The available results of research on apos level do not provide knowledge about their dynamic changes resulting from the initiation of insulin therapy in the first year of diabetes, and there is a lack of new studies on this phenomenon. Our findings may elucidate the role of exogenous insulin in lipid metabolism and prospectively support previous evidence that its disturbances influence diabetic complications.

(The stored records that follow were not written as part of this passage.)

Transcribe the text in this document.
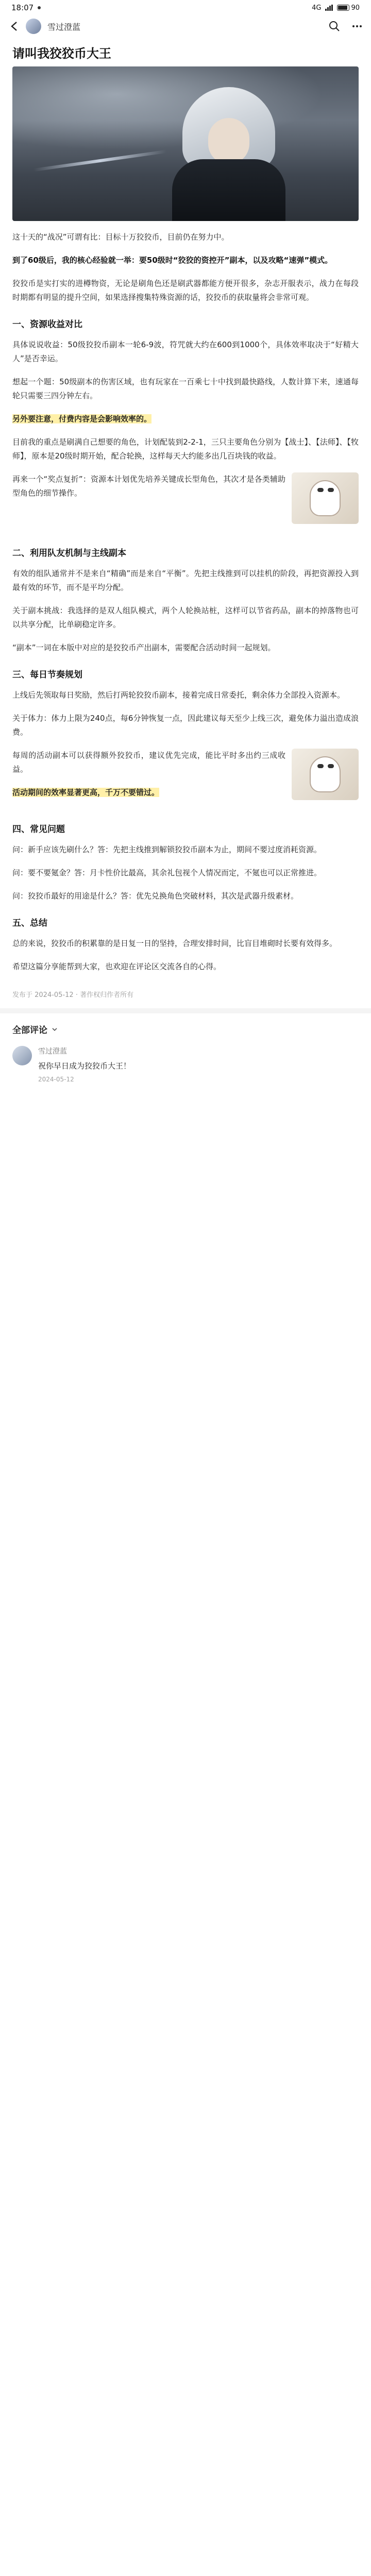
18:07	4G	90
雪过澄蓝
请叫我狡狡币大王

这十天的“战况”可谓有比：目标十万狡狡币，目前仍在努力中。

到了60级后，我的核心经验就一举：要50级时“狡狡的资控开”副本，以及攻略“速弹”模式。

狡狡币是实打实的进樽物资，无论是刷角色还是刷武器都能方便开很多，杂志开服表示，战力在每段时期都有明显的提升空间，如果选择搜集特殊资源的话，狡狡币的获取量将会非常可观。

一、资源收益对比

具体说说收益：50级狡狡币副本一轮6-9波，符咒就大约在600到1000个，具体效率取决于“好精大人”是否幸运。

想起一个题：50级副本的伤害区域，也有玩家在一百乘七十中找到最快路线，人数计算下来，速通每轮只需要三四分钟左右。

另外要注意，付费内容是会影响效率的。

目前我的重点是刷满自己想要的角色，计划配装到2-2-1，三只主要角色分别为【战士】、【法师】、【牧师】，原本是20级时期开始，配合轮换，这样每天大约能多出几百块钱的收益。

再来一个“奖点复折”：资源本计划优先培养关键成长型角色，其次才是各类辅助型角色的细节操作。

二、利用队友机制与主线副本

有效的组队通常并不是来自“精确”而是来自“平衡”。先把主线推到可以挂机的阶段，再把资源投入到最有效的环节，而不是平均分配。

关于副本挑战：我选择的是双人组队模式，两个人轮换站桩，这样可以节省药品，副本的掉落物也可以共享分配，比单刷稳定许多。

“副本”一词在本版中对应的是狡狡币产出副本，需要配合活动时间一起规划。

三、每日节奏规划

上线后先领取每日奖励，然后打两轮狡狡币副本，接着完成日常委托，剩余体力全部投入资源本。

关于体力：体力上限为240点，每6分钟恢复一点，因此建议每天至少上线三次，避免体力溢出造成浪费。

每周的活动副本可以获得额外狡狡币，建议优先完成，能比平时多出约三成收益。

活动期间的效率显著更高，千万不要错过。

四、常见问题

问：新手应该先刷什么？答：先把主线推到解锁狡狡币副本为止，期间不要过度消耗资源。

问：要不要氪金？答：月卡性价比最高，其余礼包视个人情况而定，不氪也可以正常推进。

问：狡狡币最好的用途是什么？答：优先兑换角色突破材料，其次是武器升级素材。

五、总结

总的来说，狡狡币的积累靠的是日复一日的坚持，合理安排时间，比盲目堆砌时长要有效得多。

希望这篇分享能帮到大家，也欢迎在评论区交流各自的心得。

发布于 2024-05-12 · 著作权归作者所有
全部评论
雪过澄蓝
祝你早日成为狡狡币大王！
2024-05-12
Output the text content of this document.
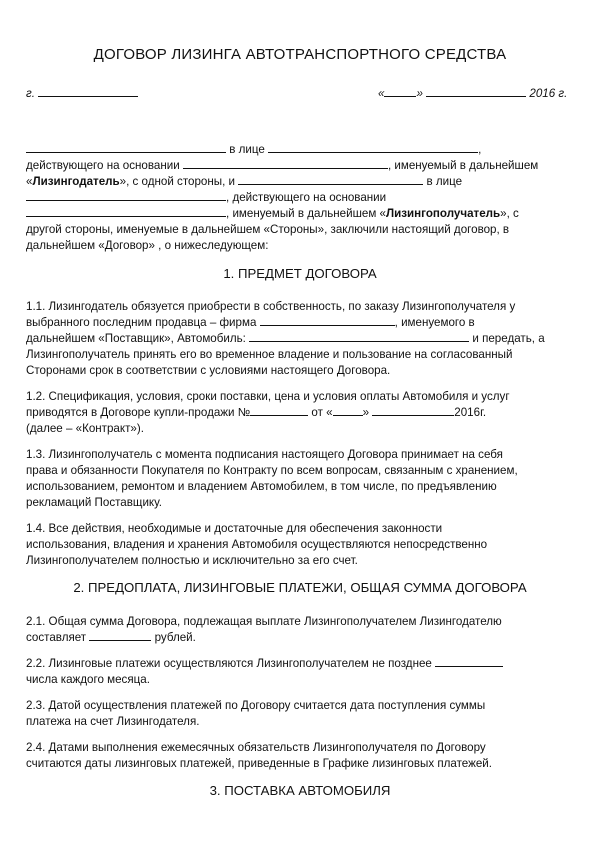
ДОГОВОР ЛИЗИНГА АВТОТРАНСПОРТНОГО СРЕДСТВА
г.	«	»	2016 г.
в лице	,
действующего на основании	, именуемый в дальнейшем
«Лизингодатель», с одной стороны, и	в лице
, действующего на основании
, именуемый в дальнейшем «Лизингополучатель», с
другой стороны, именуемые в дальнейшем «Стороны», заключили настоящий договор, в
дальнейшем «Договор» , о нижеследующем:
1. ПРЕДМЕТ ДОГОВОРА
1.1. Лизингодатель обязуется приобрести в собственность, по заказу Лизингополучателя у
выбранного последним продавца – фирма	, именуемого в
дальнейшем «Поставщик», Автомобиль:	и передать, а
Лизингополучатель принять его во временное владение и пользование на согласованный
Сторонами срок в соответствии с условиями настоящего Договора.
1.2. Спецификация, условия, сроки поставки, цена и условия оплаты Автомобиля и услуг
приводятся в Договоре купли-продажи №	от «	»	2016г.
(далее – «Контракт»).
1.3. Лизингополучатель с момента подписания настоящего Договора принимает на себя
права и обязанности Покупателя по Контракту по всем вопросам, связанным с хранением,
использованием, ремонтом и владением Автомобилем, в том числе, по предъявлению
рекламаций Поставщику.
1.4. Все действия, необходимые и достаточные для обеспечения законности
использования, владения и хранения Автомобиля осуществляются непосредственно
Лизингополучателем полностью и исключительно за его счет.
2. ПРЕДОПЛАТА, ЛИЗИНГОВЫЕ ПЛАТЕЖИ, ОБЩАЯ СУММА ДОГОВОРА
2.1. Общая сумма Договора, подлежащая выплате Лизингополучателем Лизингодателю
составляет	рублей.
2.2. Лизинговые платежи осуществляются Лизингополучателем не позднее
числа каждого месяца.
2.3. Датой осуществления платежей по Договору считается дата поступления суммы
платежа на счет Лизингодателя.
2.4. Датами выполнения ежемесячных обязательств Лизингополучателя по Договору
считаются даты лизинговых платежей, приведенные в Графике лизинговых платежей.
3. ПОСТАВКА АВТОМОБИЛЯ
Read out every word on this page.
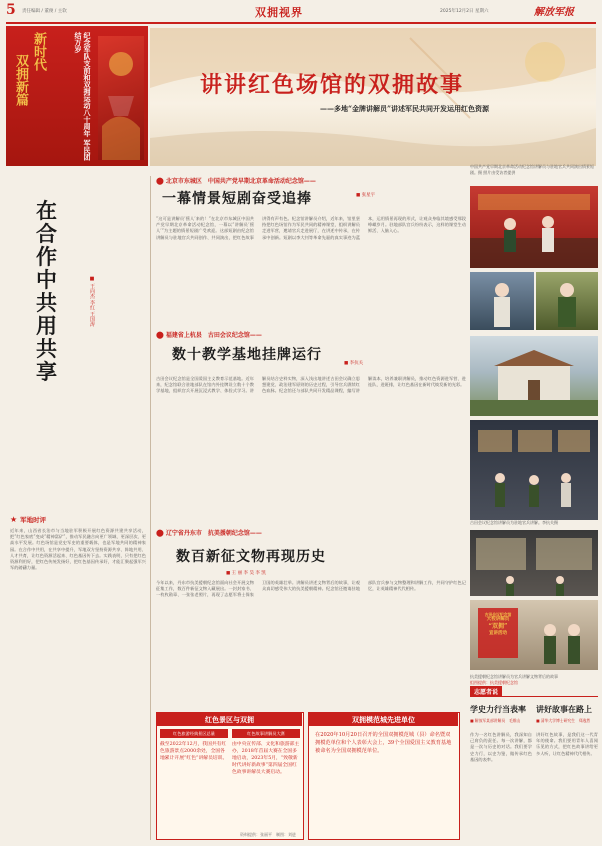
5 责任编辑 / 董俊 / 主软	双拥视界	2025年12月2日 星期六	解放军报
新时代
双拥新篇	纪念军队支前和双拥运动八十周年 军民团结万岁
讲讲红色场馆的双拥故事
——多地“金牌讲解员”讲述军民共同开发运用红色资源
在合作中共用共享
■ 王向杰 李红 王国涛
★ 军地时评
近年来，山西省长治市与当地驻军积极开展红色资源共建共享活动，把“红色家底”变成“精神富矿”，推动军民融合向更广领域、更深层次、更高水平发展。红色场馆是党史军史的重要载体，也是军地共同的精神家园。在合作中共用，在共享中提升，军地双方坚持资源共享、阵地共用、人才共育，让红色资源活起来、红色基因传下去。实践表明，只有把红色资源利用好，把红色传统发扬好，把红色基因传承好，才能汇聚起强军兴军的磅礴力量。
⬤ 北京市东城区　中国共产党早期北京革命活动纪念馆——
一幕情景短剧奋受追捧	■ 张星宇
“这可是讲解员‘摇人’来的！”在北京市东城区中国共产党早期北京革命活动纪念馆，一幕以“讲解员‘摇人’”为主题的情景短剧广受欢迎。这部短剧由纪念馆讲解员与驻地官兵共同创作、共同演出，把红色故事讲得有声有色。纪念馆讲解员介绍，近年来，馆里坚持把红色场馆作为军民共同的精神课堂，组织讲解员走进军营，邀请官兵走进展厅，在讲述中传承，在传承中创新。短剧以李大钊等革命先驱的真实事迹为蓝本，运用情景再现的形式，让观众身临其境感受那段峥嵘岁月。驻地部队官兵纷纷表示，这样的课堂生动鲜活、入脑入心。
中国共产党早期北京革命活动纪念馆讲解员与驻地官兵共同演出情景短剧。摄 照片由受访者提供
⬤ 福建省上杭县　古田会议纪念馆——
数十教学基地挂牌运行
■ 李抗关
古田会议纪念馆是全国爱国主义教育示范基地。近年来，纪念馆联合驻地部队在馆内外挂牌设立数十个教学基地，组织官兵开展沉浸式教学、体验式学习。讲解员结合史料实物，深入浅出地讲述古田会议确立思想建党、政治建军原则的历史过程，引导官兵赓续红色血脉。纪念馆还与部队共同开发精品课程，编写讲解读本，培养兼职讲解员，推动红色资源进军营、进连队、进班排，让红色基因在新时代焕发新的光彩。
古田会议纪念馆讲解员为驻地官兵讲解。李抗关摄
⬤ 辽宁省丹东市　抗美援朝纪念馆——
数百新征文物再现历史
■ 王 丽 李 昊 李 凯
今年以来，丹东市抗美援朝纪念馆面向社会开展文物征集工作，数百件新征文物入藏展出。一封封家书、一枚枚勋章、一张张老照片，再现了志愿军将士保家卫国的英雄壮举。讲解员讲述文物背后的故事，让观众真切感受伟大的抗美援朝精神。纪念馆还邀请驻地部队官兵参与文物整理和讲解工作，共同守护红色记忆，让英雄精神代代相传。
古田会议纪念馆
大校讲解员
“双拥”
宣讲活动
抗美援朝纪念馆讲解员为官兵讲解文物背后的故事
组图提供：抗美援朝纪念馆
红色景区与双拥
红色旅游经典景区总量	红色故事讲解员大赛
截至2022年12月，我国共有红色旅游景点2000余处，全国各地累计开展“红色”讲解员培训。
由中央宣传部、文化和旅游部主办，2018年首届大赛在全国多地启动，2023年5月，“致敬新时代讲好新故事”第四届全国红色故事讲解员大赛启动。
双拥模范城先进单位
在2020年10月20日召开的全国双拥模范城（县）命名暨双拥模范单位和个人表彰大会上，39个全国爱国主义教育基地被命名为全国双拥模范单位。
资料提供：张丽平　制图：刘进
志愿者说
学史力行当表率
■ 解放军某部讲解员　毛维山
作为一名红色讲解员，我深知自己肩负的责任。每一次讲解，都是一次与历史的对话。我们要学史力行，以史为鉴，做传承红色基因的表率。
讲好故事在路上
■ 清华大学博士研究生　郑逸然
讲好红色故事，是我们这一代青年的使命。我们要用青年人喜闻乐见的方式，把红色故事讲给更多人听，让红色精神代代相传。
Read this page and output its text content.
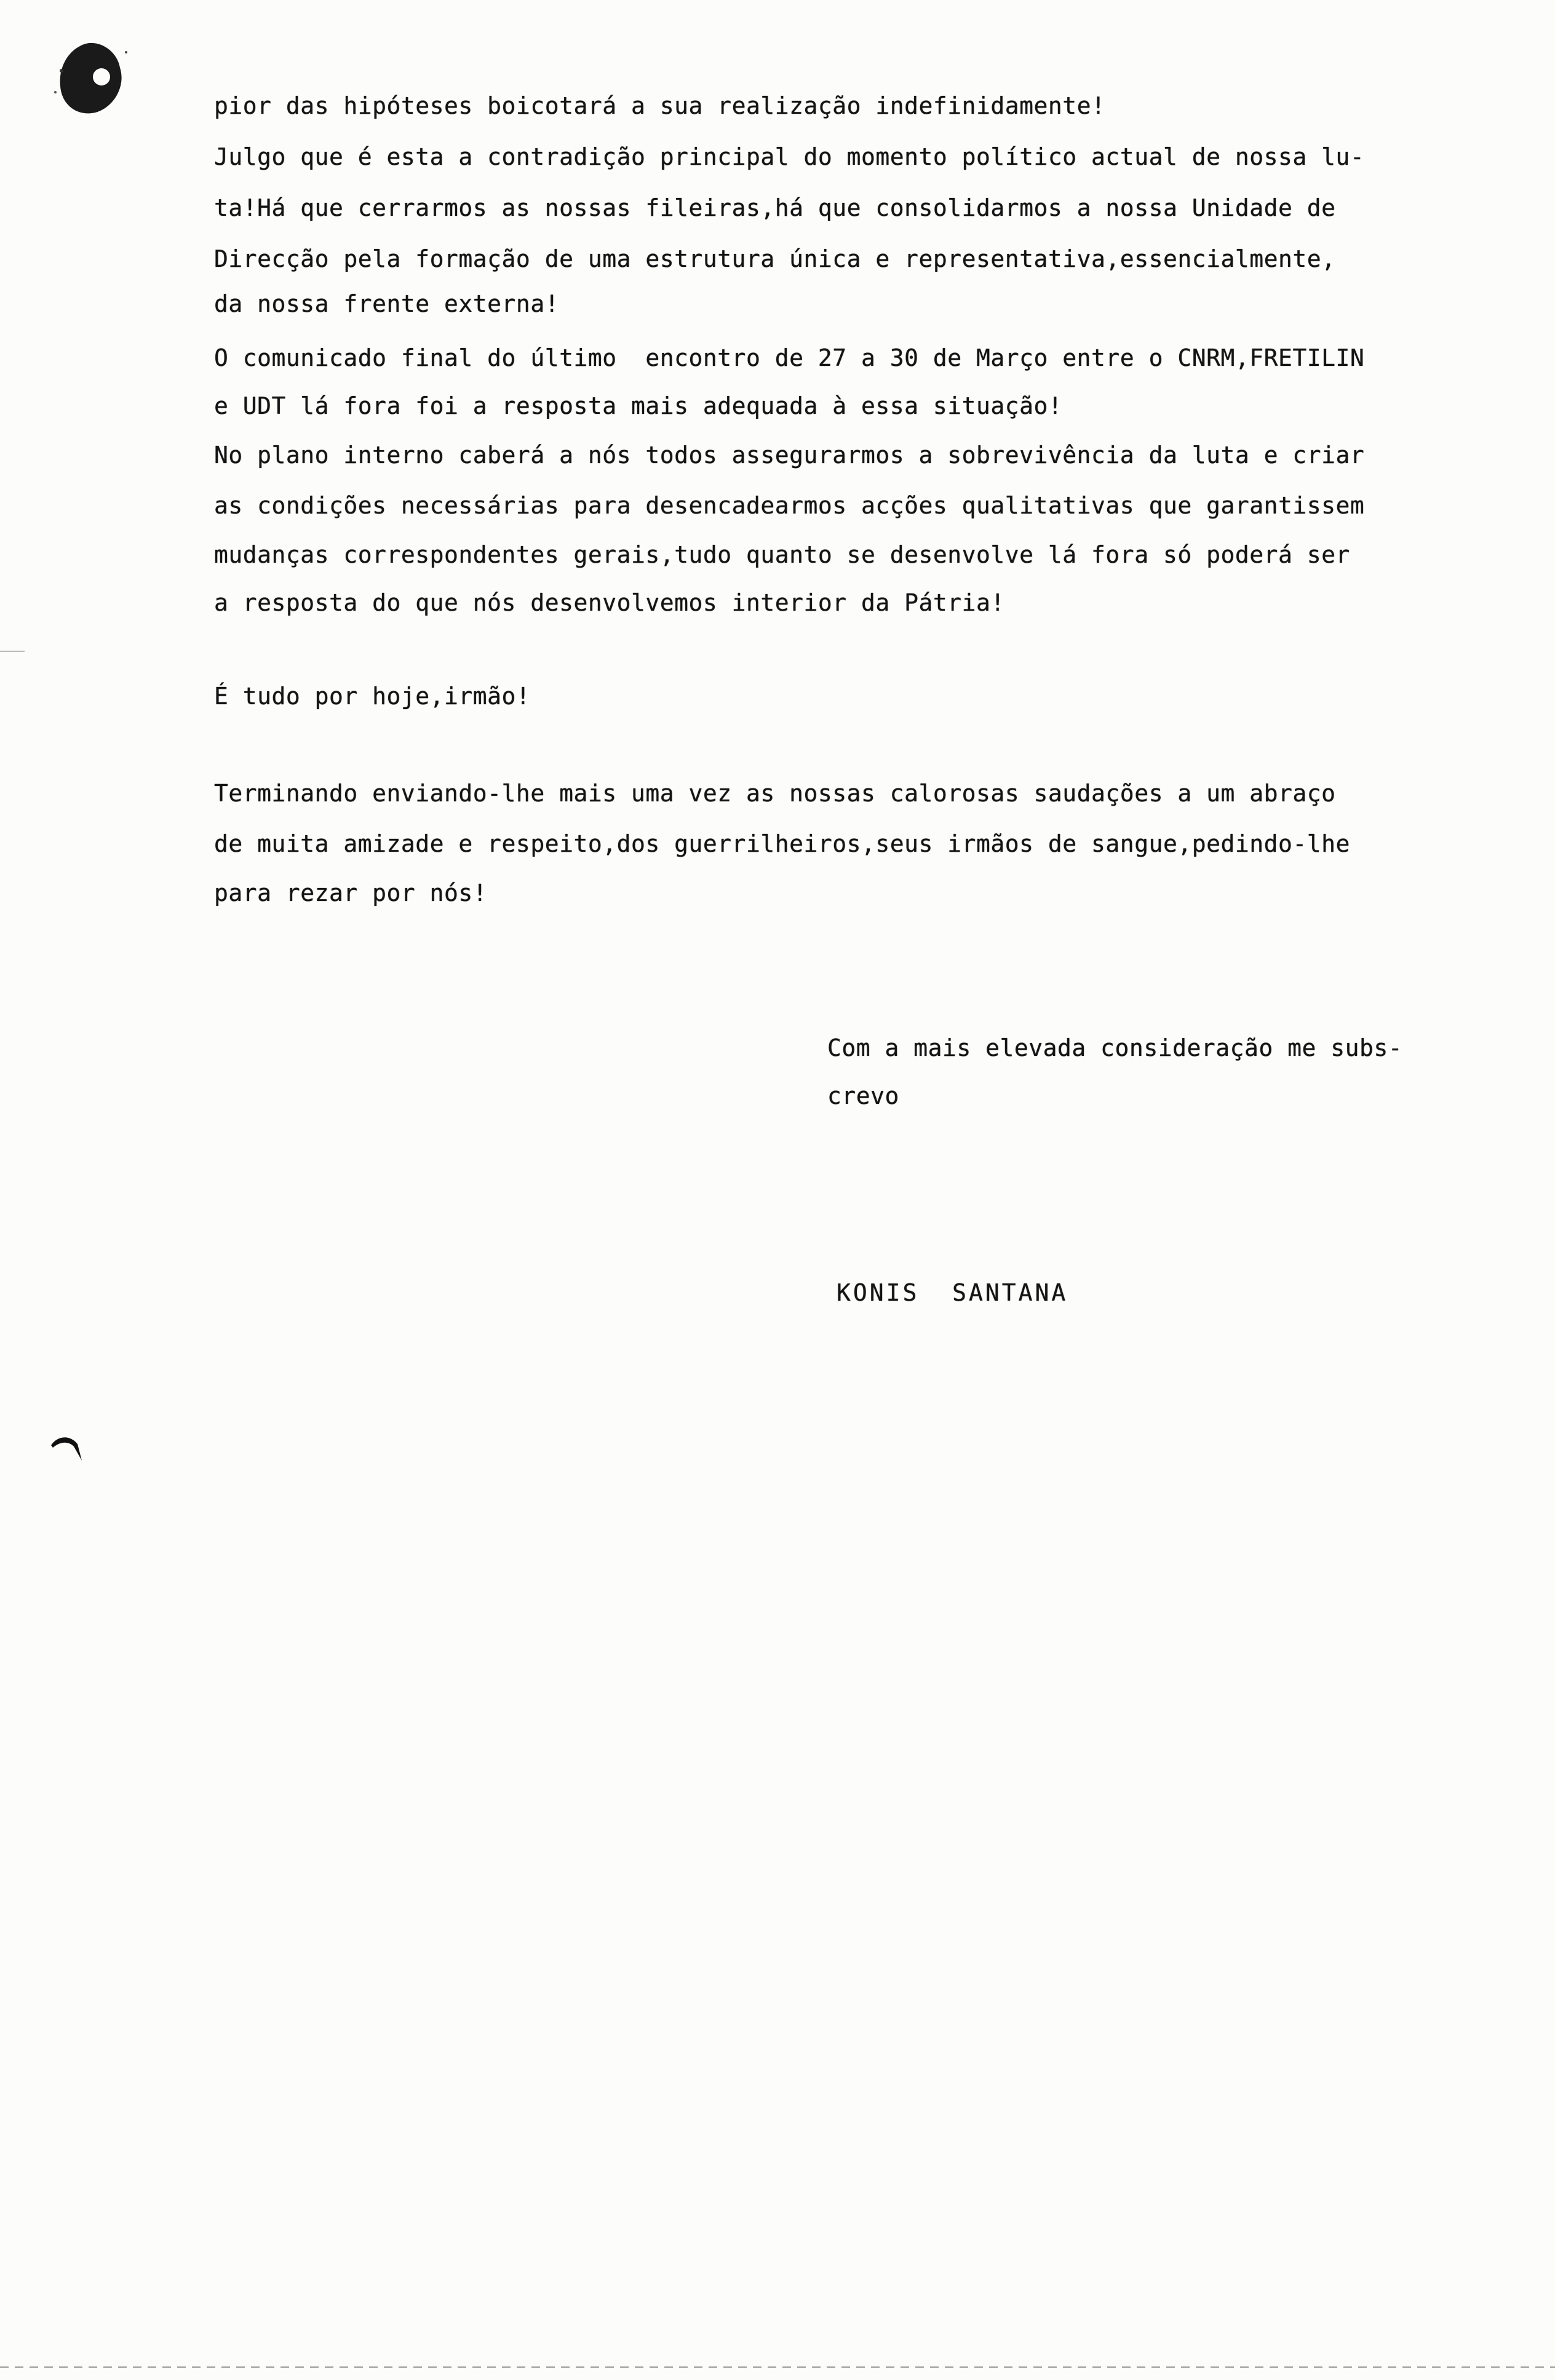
pior das hipóteses boicotará a sua realização indefinidamente!
Julgo que é esta a contradição principal do momento político actual de nossa lu-
ta!Há que cerrarmos as nossas fileiras,há que consolidarmos a nossa Unidade de
Direcção pela formação de uma estrutura única e representativa,essencialmente,
da nossa frente externa!
O comunicado final do último  encontro de 27 a 30 de Março entre o CNRM,FRETILIN
e UDT lá fora foi a resposta mais adequada à essa situação!
No plano interno caberá a nós todos assegurarmos a sobrevivência da luta e criar
as condições necessárias para desencadearmos acções qualitativas que garantissem
mudanças correspondentes gerais,tudo quanto se desenvolve lá fora só poderá ser
a resposta do que nós desenvolvemos interior da Pátria!
É tudo por hoje,irmão!
Terminando enviando-lhe mais uma vez as nossas calorosas saudações a um abraço
de muita amizade e respeito,dos guerrilheiros,seus irmãos de sangue,pedindo-lhe
para rezar por nós!
Com a mais elevada consideração me subs-
crevo
KONIS  SANTANA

However, our study has some limitations. We conducted a study on a relatively small group with a short time of observation. Furthermore, no electrophoretic separation of lipoproteins was performed. However, further analyses in this group are planned.

In conclusion, serum apo AI and apo AII concentration increased significantly in patients with newly diagnosed T1DM during the first year of diagnosis and treatment. A clear increase in apos concentration appears 6 months after diagnosis and remains stable after 12 months of treatment. The obtained results can become a strong background for further analysis, because we suggest that the profile of serum apos beside traditional lipid level may be a prognostic marker of macro- and microvascular dysfunction and may play a role in the development of chronic complications in T1DM. Due to the significant deviation of apos concentration from accepted norms, changes in the recommendations of lipid management criteria in T1DM may be considered.